O governo americano afirmou que a venda permitirá ao Brasil assumir maior responsabilidade pela proteção de seu território e por ações contra o narcotráfico em sua área de influência regional.
Cooperação militar
A aprovação não significa que a compra esteja concluída.
O processo ainda depende de negociações sobre preço final, cronograma de entrega, assinatura de contratos e confirmação por parte do governo brasileiro.
O programa FMS é um dos principais instrumentos de cooperação militar dos Estados Unidos com países aliados.
Além da venda de equipamentos de defesa, o mecanismo busca ampliar a interoperabilidade entre forças armadas parceiras e fortalecer relações estratégicas.
A decisão ocorre em meio a preocupações de setores das Forças Armadas brasileiras sobre a continuidade da cooperação com Washington diante das recentes tensões diplomáticas entre os dois países. Nos bastidores, militares temiam eventuais restrições ao acesso brasileiro a programas de aquisição e treinamento.

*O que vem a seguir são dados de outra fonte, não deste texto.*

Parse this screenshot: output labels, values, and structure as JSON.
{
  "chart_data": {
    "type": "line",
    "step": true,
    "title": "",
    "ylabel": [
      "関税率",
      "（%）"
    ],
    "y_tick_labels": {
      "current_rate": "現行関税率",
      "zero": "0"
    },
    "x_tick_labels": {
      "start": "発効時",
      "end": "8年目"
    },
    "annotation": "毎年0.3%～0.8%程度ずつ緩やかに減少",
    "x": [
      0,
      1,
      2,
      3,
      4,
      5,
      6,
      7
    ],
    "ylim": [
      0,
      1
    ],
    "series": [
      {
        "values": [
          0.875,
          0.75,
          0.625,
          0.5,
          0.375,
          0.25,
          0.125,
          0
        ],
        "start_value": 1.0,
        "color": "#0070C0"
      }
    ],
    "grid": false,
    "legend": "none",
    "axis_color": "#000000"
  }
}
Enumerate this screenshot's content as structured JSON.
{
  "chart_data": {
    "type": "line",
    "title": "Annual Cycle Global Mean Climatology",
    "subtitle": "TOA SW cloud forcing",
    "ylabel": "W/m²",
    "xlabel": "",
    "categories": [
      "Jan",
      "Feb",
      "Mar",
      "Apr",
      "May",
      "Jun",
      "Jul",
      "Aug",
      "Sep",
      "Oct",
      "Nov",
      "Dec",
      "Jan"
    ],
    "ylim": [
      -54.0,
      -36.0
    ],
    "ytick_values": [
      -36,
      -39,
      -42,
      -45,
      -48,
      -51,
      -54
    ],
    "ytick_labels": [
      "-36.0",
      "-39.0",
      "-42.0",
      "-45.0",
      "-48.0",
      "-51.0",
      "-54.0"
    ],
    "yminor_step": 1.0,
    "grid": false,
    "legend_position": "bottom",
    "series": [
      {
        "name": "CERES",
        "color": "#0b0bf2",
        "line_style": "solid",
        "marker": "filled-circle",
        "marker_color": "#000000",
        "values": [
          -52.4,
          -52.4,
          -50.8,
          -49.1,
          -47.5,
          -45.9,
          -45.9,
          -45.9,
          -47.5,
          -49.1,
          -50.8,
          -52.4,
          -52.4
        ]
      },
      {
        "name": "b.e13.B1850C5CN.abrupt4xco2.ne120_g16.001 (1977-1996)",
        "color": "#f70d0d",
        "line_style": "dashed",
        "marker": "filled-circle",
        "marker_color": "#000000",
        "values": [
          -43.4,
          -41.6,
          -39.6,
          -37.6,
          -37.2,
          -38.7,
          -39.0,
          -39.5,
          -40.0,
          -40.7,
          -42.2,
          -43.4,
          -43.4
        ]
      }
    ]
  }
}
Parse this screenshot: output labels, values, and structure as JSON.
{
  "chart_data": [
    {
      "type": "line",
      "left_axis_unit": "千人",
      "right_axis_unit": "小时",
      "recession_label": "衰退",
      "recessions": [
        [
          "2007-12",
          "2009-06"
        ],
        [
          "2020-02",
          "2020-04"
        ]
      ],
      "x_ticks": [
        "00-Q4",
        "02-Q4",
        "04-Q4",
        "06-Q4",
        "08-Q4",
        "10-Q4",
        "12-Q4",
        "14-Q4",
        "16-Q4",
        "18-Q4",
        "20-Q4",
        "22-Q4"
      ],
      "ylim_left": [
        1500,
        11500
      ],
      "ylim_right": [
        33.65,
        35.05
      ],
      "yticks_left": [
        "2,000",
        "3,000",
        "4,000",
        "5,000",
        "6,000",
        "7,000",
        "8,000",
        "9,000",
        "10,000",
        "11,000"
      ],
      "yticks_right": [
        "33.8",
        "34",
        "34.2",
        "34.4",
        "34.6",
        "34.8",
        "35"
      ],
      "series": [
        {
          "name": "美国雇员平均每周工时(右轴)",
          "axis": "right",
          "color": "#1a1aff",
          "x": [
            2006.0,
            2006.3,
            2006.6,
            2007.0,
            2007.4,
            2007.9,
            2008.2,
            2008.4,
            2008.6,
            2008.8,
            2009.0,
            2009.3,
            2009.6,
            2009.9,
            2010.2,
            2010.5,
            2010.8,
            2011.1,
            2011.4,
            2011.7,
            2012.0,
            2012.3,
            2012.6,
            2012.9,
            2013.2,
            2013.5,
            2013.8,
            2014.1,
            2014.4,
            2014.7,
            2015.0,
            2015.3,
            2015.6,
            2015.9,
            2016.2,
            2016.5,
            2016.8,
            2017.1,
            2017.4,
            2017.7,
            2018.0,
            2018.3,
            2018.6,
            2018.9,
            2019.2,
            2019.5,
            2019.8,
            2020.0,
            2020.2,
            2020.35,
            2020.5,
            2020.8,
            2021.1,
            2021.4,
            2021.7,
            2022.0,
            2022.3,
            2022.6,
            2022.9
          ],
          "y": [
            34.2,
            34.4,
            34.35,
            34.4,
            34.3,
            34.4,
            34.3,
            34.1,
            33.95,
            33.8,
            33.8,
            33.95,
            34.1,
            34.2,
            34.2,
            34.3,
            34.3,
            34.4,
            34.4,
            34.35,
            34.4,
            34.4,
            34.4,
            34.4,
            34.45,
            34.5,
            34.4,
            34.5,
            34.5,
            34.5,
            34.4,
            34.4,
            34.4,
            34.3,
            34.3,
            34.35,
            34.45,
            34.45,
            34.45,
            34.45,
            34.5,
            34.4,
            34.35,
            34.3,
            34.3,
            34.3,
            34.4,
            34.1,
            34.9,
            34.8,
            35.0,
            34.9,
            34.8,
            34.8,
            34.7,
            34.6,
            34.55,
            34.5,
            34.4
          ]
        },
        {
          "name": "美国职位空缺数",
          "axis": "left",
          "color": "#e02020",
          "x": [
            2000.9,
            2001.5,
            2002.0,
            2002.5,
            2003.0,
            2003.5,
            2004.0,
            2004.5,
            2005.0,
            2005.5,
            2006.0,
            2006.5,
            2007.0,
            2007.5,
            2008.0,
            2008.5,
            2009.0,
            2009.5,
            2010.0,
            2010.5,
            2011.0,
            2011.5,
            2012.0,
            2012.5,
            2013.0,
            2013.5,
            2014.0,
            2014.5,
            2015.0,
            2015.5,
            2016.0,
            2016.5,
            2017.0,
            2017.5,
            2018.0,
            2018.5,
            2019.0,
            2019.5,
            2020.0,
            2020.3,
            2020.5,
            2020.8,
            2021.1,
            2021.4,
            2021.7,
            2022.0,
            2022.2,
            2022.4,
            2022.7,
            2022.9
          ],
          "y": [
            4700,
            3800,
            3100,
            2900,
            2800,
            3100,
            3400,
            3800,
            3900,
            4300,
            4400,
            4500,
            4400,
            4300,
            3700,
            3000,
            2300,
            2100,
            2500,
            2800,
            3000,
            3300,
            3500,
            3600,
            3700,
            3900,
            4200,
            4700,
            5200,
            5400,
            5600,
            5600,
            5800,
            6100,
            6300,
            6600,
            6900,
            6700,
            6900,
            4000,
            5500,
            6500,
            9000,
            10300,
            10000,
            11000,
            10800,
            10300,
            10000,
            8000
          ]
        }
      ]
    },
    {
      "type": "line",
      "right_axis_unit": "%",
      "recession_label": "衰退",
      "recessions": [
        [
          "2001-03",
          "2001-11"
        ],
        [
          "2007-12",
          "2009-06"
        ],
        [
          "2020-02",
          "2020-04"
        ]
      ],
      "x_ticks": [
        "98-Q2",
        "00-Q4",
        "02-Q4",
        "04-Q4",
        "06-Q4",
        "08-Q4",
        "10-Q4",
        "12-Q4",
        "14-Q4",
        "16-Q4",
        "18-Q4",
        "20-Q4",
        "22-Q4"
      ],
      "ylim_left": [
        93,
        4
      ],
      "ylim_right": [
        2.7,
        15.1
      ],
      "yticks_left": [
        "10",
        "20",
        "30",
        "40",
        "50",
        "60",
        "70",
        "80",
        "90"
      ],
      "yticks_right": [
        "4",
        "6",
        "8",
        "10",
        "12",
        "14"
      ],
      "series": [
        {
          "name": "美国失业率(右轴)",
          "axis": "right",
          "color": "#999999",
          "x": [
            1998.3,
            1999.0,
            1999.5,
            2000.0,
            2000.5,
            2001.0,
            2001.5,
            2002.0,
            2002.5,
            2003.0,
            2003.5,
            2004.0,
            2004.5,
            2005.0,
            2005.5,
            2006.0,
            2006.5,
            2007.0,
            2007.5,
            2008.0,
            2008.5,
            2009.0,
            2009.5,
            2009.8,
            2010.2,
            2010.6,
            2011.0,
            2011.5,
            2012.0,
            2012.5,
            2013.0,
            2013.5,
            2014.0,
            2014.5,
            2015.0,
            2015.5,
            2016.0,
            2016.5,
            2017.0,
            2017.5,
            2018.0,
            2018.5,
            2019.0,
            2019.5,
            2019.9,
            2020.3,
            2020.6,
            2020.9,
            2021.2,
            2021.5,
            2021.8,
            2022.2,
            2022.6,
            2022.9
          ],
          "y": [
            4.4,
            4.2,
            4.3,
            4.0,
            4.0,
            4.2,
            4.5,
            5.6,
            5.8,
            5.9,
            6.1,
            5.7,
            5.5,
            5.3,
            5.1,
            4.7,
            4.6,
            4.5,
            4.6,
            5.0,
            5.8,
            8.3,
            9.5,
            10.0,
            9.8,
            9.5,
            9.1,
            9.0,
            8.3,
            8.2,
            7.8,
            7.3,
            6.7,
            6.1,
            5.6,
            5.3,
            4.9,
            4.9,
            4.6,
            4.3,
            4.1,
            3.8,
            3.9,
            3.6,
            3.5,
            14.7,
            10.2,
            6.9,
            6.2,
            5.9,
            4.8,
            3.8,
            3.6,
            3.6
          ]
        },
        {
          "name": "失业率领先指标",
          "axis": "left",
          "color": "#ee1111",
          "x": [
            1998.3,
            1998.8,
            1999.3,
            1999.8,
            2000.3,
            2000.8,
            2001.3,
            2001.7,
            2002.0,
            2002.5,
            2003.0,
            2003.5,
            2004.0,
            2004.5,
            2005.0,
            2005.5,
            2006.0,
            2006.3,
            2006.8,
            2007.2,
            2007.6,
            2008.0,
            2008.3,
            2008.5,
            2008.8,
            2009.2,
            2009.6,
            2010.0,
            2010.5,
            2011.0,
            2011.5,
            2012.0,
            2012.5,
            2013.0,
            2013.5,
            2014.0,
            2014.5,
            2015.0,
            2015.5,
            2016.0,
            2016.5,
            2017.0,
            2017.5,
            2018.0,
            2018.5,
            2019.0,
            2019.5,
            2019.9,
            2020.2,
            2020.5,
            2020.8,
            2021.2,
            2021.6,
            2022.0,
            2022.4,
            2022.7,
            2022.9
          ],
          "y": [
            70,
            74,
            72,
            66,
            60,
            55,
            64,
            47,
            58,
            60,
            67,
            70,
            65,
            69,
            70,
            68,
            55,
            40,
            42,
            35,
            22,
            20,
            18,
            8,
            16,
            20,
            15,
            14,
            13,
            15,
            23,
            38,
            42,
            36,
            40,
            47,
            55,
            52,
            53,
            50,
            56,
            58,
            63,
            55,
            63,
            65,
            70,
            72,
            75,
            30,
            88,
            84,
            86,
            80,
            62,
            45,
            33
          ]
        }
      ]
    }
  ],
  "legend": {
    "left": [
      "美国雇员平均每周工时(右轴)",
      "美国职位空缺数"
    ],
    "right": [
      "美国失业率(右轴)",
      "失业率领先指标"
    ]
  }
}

A autorização foi interpretada por integrantes da área de defesa como um sinal de que os canais de cooperação militar entre Brasil e Estados Unidos permanecem abertos, apesar das divergências políticas recentes.
Em nota, o Departamento de Estado afirmou que o Brasil não deverá enfrentar dificuldades para incorporar os equipamentos às suas Forças Armadas e que a aquisição está alinhada aos esforços de modernização da defesa e proteção do espaço aéreo sul-americano.